US Prime Auto Loan ABS Improve to Pre-Crisis 2007 Levels

Location: New York
Author: John Bella
Date: Friday, May 21, 2010
 

The strong seasonal benefits of tax refunds and better recovery rates on repossessed vehicles have led to a 30% decline in delinquencies and losses on U.S. prime auto loan ABS through the first four months of 2010, according to Fitch Ratings.

Fitch's 60+ day delinquency index fell 20% in April, while annualized net losses (ANL) improved by 15% posting the third consecutive monthly decline, both over March levels. The strong performance in the prime sector marks the first time the indices returned to pre-crisis levels, while the subprime sector exhibited similar trends.

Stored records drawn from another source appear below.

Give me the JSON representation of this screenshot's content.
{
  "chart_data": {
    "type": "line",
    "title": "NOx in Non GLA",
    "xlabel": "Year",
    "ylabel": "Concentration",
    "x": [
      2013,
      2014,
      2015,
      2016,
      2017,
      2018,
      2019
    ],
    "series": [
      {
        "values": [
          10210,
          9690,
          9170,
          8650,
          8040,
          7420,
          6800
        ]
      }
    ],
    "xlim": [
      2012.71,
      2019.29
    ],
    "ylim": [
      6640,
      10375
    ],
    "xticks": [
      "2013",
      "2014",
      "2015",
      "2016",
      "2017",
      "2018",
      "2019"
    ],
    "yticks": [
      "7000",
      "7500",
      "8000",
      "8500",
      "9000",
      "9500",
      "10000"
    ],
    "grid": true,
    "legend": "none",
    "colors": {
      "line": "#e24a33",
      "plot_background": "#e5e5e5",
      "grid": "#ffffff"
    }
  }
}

'Stabilizing economic and consumer fundamentals along with further amortization of weaker 2007 and 2008 vintages are all benefiting auto ABS,' said Director Ben Tano. 'Additionally, strong used vehicle values led to annualized net losses shrinking to their lowest levels in over two years.'

Annualized net losses (ANL) fell by 50% to 1.05% in April from 2.09% a year ago, representing the lowest level for ANL since third quarter-2007. Further, the strong 2009 vintage securitized collateral is producing much lower loss rates than in the past ten years, contributing to better performance overall.

Fitch's prime 60+ days delinquency index posted a decrease of 20% in April from March, dropping to 0.51%, 13.6% lower than the same period in 2009 and the lowest level since June 2007. Tax returns benefited the consumer with average refunds through April 30 up 8% from the previous record year in 2009. Despite the seasonal strength, delinquencies and loss frequency will continue to remain a concern for auto ABS transactions. With unemployment at 9.9% and other economic and consumer issues lingering in the U.S. economy, Fitch expects a slow recovery with continued elevated unemployment through the remainder of this year.

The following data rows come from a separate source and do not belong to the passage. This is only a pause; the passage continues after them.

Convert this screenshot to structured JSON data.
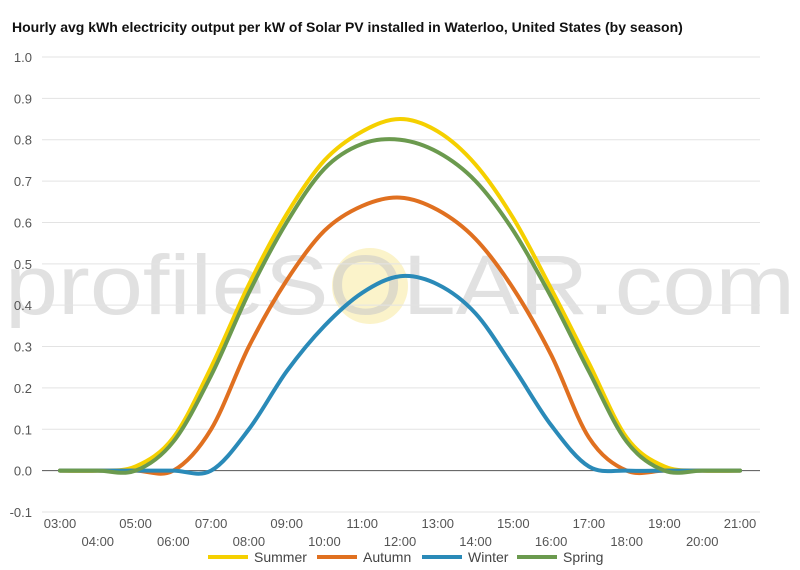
{
  "chart_data": {
    "type": "line",
    "title": "Hourly avg kWh electricity output per kW of Solar PV installed in Waterloo, United States (by season)",
    "watermark": "profileSOLAR.com",
    "xlabel": "",
    "ylabel": "",
    "x": [
      "03:00",
      "04:00",
      "05:00",
      "06:00",
      "07:00",
      "08:00",
      "09:00",
      "10:00",
      "11:00",
      "12:00",
      "13:00",
      "14:00",
      "15:00",
      "16:00",
      "17:00",
      "18:00",
      "19:00",
      "20:00",
      "21:00"
    ],
    "ylim": [
      -0.1,
      1.0
    ],
    "yticks": [
      "-0.1",
      "0.0",
      "0.1",
      "0.2",
      "0.3",
      "0.4",
      "0.5",
      "0.6",
      "0.7",
      "0.8",
      "0.9",
      "1.0"
    ],
    "grid": true,
    "legend_position": "bottom",
    "series": [
      {
        "name": "Summer",
        "color": "#f5d000",
        "values": [
          0,
          0,
          0.01,
          0.08,
          0.25,
          0.45,
          0.62,
          0.75,
          0.82,
          0.85,
          0.82,
          0.74,
          0.61,
          0.44,
          0.26,
          0.08,
          0.01,
          0,
          0
        ]
      },
      {
        "name": "Autumn",
        "color": "#e07020",
        "values": [
          0,
          0,
          0,
          0,
          0.1,
          0.3,
          0.46,
          0.58,
          0.64,
          0.66,
          0.63,
          0.56,
          0.44,
          0.28,
          0.08,
          0,
          0,
          0,
          0
        ]
      },
      {
        "name": "Winter",
        "color": "#2a8ab8",
        "values": [
          0,
          0,
          0,
          0,
          0,
          0.1,
          0.24,
          0.35,
          0.43,
          0.47,
          0.45,
          0.38,
          0.25,
          0.11,
          0.01,
          0,
          0,
          0,
          0
        ]
      },
      {
        "name": "Spring",
        "color": "#6b9a4e",
        "values": [
          0,
          0,
          0,
          0.07,
          0.23,
          0.43,
          0.6,
          0.73,
          0.79,
          0.8,
          0.77,
          0.7,
          0.58,
          0.42,
          0.24,
          0.07,
          0,
          0,
          0
        ]
      }
    ]
  }
}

Ratings performance in 2010 and the outlook for the remainder of the year, continues to be stable. To date, Fitch has issued 12 upgrades in 2010 through mid-May, versus eight through May 2009. Fitch would expect positive rating actions to pick up pace given the improved level of performance in the prime sector this year relative to 2009 and 2008.

In the subprime sector, 60+ day delinquencies fell 16.4% in April to 2.86%, the lowest level in two years. Subprime ANL fell 6.3% to 6.56%, returning to levels last seen in mid-2008.

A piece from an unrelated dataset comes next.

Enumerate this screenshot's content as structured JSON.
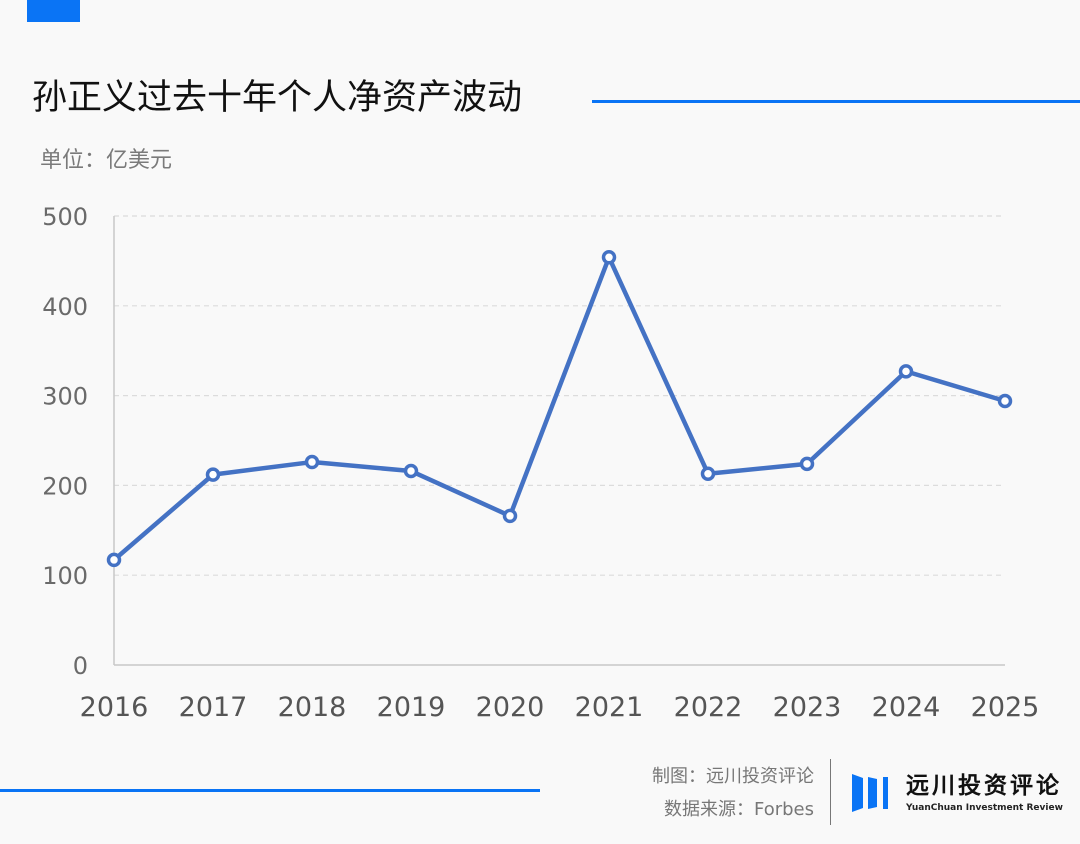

Improvements in the auto ABS sector have coincided with the positive momentum present in the automobile manufacturer market. New vehicle sales volumes are rising while costs are down and low inventories have granted manufacturers greater pricing power. As a result, the financial strength of the auto industry is improving with most manufacturers together with their captive finance arms posting profits in the first quarter of 2010. Fitch upgraded the long-term Issuer Default Ratings of Ford Motor Company and its subsidiary Ford Motor Credit Company (as the ratings are linked) to 'B' from 'B-', with a Positive Outlook in late April. Additionally, Fitch upgraded Hyundai Motor Company and Kia Motors's long-term IDR to 'BBB-' from 'BB+' on May 9.

Fitch's indexes track approximately $55.9 billion worth of prime and subprime auto loan ABS. Of this total, 86% are prime loans while the remaining are subprime loans, all issued from over 100 ABS transactions.